L’invito suonava come una porta che si apriva su qualcosa — il passato, o forse il futuro. Volevo dire subito di sì. Ma le domande erano forti: ha senso? È il coraggio che non c’era trent’anni fa improvvisamente qui ora? E se lo è — è troppo tardi?
Lo guardai per un momento. Vidi lo stesso calore che ricordavo. E poi capii: la vita raramente offre una seconda possibilità. Ma quando lo fa, forse non dovresti lasciarla passare.
Ci siamo andati. Un piccolo caffè all’angolo, luci basse, il suono silenzioso delle conversazioni altrui, l’odore del caffè fresco. Nel giro di pochi minuti ebbi la strana sensazione che ci fossimo incontrati lì da anni — che ci fosse sempre stato un tavolo che apparteneva a noi.

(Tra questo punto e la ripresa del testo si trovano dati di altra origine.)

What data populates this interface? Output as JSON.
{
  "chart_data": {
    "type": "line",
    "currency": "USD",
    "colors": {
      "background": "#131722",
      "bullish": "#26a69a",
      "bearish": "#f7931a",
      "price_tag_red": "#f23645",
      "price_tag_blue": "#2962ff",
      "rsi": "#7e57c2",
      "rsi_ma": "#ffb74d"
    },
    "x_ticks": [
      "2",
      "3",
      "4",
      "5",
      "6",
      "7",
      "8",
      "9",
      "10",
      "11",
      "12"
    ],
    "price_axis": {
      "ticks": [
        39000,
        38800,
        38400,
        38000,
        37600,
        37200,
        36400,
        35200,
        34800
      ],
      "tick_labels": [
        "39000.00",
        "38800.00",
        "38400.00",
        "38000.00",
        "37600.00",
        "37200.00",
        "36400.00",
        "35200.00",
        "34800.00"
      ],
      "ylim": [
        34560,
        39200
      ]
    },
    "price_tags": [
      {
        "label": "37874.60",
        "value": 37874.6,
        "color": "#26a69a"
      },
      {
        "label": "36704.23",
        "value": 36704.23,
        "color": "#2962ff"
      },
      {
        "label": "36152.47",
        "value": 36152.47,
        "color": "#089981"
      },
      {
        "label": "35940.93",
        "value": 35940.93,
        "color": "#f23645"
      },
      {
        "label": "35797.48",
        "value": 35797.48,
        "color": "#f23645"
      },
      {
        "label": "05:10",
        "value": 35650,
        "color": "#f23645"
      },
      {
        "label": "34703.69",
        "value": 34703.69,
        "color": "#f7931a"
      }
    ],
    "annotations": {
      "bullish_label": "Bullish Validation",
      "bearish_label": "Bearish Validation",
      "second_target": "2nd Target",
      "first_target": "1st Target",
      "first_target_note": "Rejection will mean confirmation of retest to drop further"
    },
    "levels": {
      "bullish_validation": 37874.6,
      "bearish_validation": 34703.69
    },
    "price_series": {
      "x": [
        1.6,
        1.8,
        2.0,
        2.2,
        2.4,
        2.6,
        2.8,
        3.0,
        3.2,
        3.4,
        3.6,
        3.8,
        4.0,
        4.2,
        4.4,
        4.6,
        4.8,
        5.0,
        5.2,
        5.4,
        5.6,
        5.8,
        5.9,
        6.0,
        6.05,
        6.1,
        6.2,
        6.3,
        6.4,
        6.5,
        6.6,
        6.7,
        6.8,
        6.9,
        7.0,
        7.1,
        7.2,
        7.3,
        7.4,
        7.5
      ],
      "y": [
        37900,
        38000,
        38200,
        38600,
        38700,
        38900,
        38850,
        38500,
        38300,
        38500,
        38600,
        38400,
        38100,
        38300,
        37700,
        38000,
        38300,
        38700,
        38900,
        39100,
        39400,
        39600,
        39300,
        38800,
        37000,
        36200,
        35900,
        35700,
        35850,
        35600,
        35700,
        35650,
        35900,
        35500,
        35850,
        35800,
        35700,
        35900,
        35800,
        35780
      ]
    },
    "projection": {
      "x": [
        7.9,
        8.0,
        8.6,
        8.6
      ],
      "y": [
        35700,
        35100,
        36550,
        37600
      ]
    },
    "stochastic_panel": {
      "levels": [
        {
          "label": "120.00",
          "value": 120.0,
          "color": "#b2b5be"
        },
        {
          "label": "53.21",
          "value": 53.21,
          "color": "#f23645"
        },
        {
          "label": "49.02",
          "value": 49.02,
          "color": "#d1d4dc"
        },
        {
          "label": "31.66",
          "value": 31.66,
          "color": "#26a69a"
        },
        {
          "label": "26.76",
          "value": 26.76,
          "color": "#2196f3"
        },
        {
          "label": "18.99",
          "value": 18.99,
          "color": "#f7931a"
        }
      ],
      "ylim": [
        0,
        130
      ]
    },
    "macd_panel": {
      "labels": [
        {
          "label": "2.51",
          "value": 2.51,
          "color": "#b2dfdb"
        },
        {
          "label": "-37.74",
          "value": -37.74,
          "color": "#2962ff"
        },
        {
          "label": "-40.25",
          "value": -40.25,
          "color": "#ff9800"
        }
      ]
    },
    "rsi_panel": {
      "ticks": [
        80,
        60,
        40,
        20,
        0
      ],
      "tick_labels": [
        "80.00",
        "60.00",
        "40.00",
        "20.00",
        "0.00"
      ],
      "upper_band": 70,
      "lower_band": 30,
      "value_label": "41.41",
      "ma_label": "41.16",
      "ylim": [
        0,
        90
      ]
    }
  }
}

Abbiamo parlato per ore. Dei figli, del lavoro, di quanto fosse cambiata la città. Poi, più onestamente. Sai,disse a un certo punto, quando avevo diciassette anni, volevo dirti qualcosa. Non ne ho mai avuto il coraggio. Ho sempre pensato che fossi troppo intelligente, troppo — oltre la mia portata.
Sedevo a guardarlo mentre il mio cuore faceva qualcosa che non faceva da anni. Dopo tre decenni stavo sentendo la frase che avrebbe potuto cambiare tutto, se fosse stata detta in un corridoio scolastico invece che in un caffè a mezzanotte.
Pensavo che non mi guardassi mai in quel modo, disse piano.
Quando finalmente uscimmo, la città dormiva. I lampioni si riflettevano nelle pozzanghere, l’aria sapeva di autunno. Camminavamo fianco a fianco in silenzio, a ritmo, come persone che hanno un posto insieme a cui appartengono.
All’angolo dove dovevamo separarci, si fermò e mi guardò direttamente. Pensi che la vita dia una seconda possibilità alle persone?chiese.
Per un momento non riuscivo a parlare. Poi dissi: forse questa è una.
Mi sfiorò la mano. Dolce, brevemente. Il mondo si fece di nuovo silenzioso.
Non so cosa verrà dopo. Non so se il coraggio che non c’era a diciassette anni sia davvero qui ora, o se sembra in quel modo solo alla luce calda di una sera tarda. Ma so che per la prima volta dopo molto tempo, il mio cuore batteva così forte che era difficile riprendere fiato.
E questo, almeno, sembrava del tutto reale.
Quando qualcuno che hai amato prima di sapere cosa fosse l’amore riappare dopo trent’anni e fa muovere il tuo cuore come non succedeva da tempo — ciò che senti è reale, o è lo spettro della persona che eri, che chiede un’ultima occasione per vivere?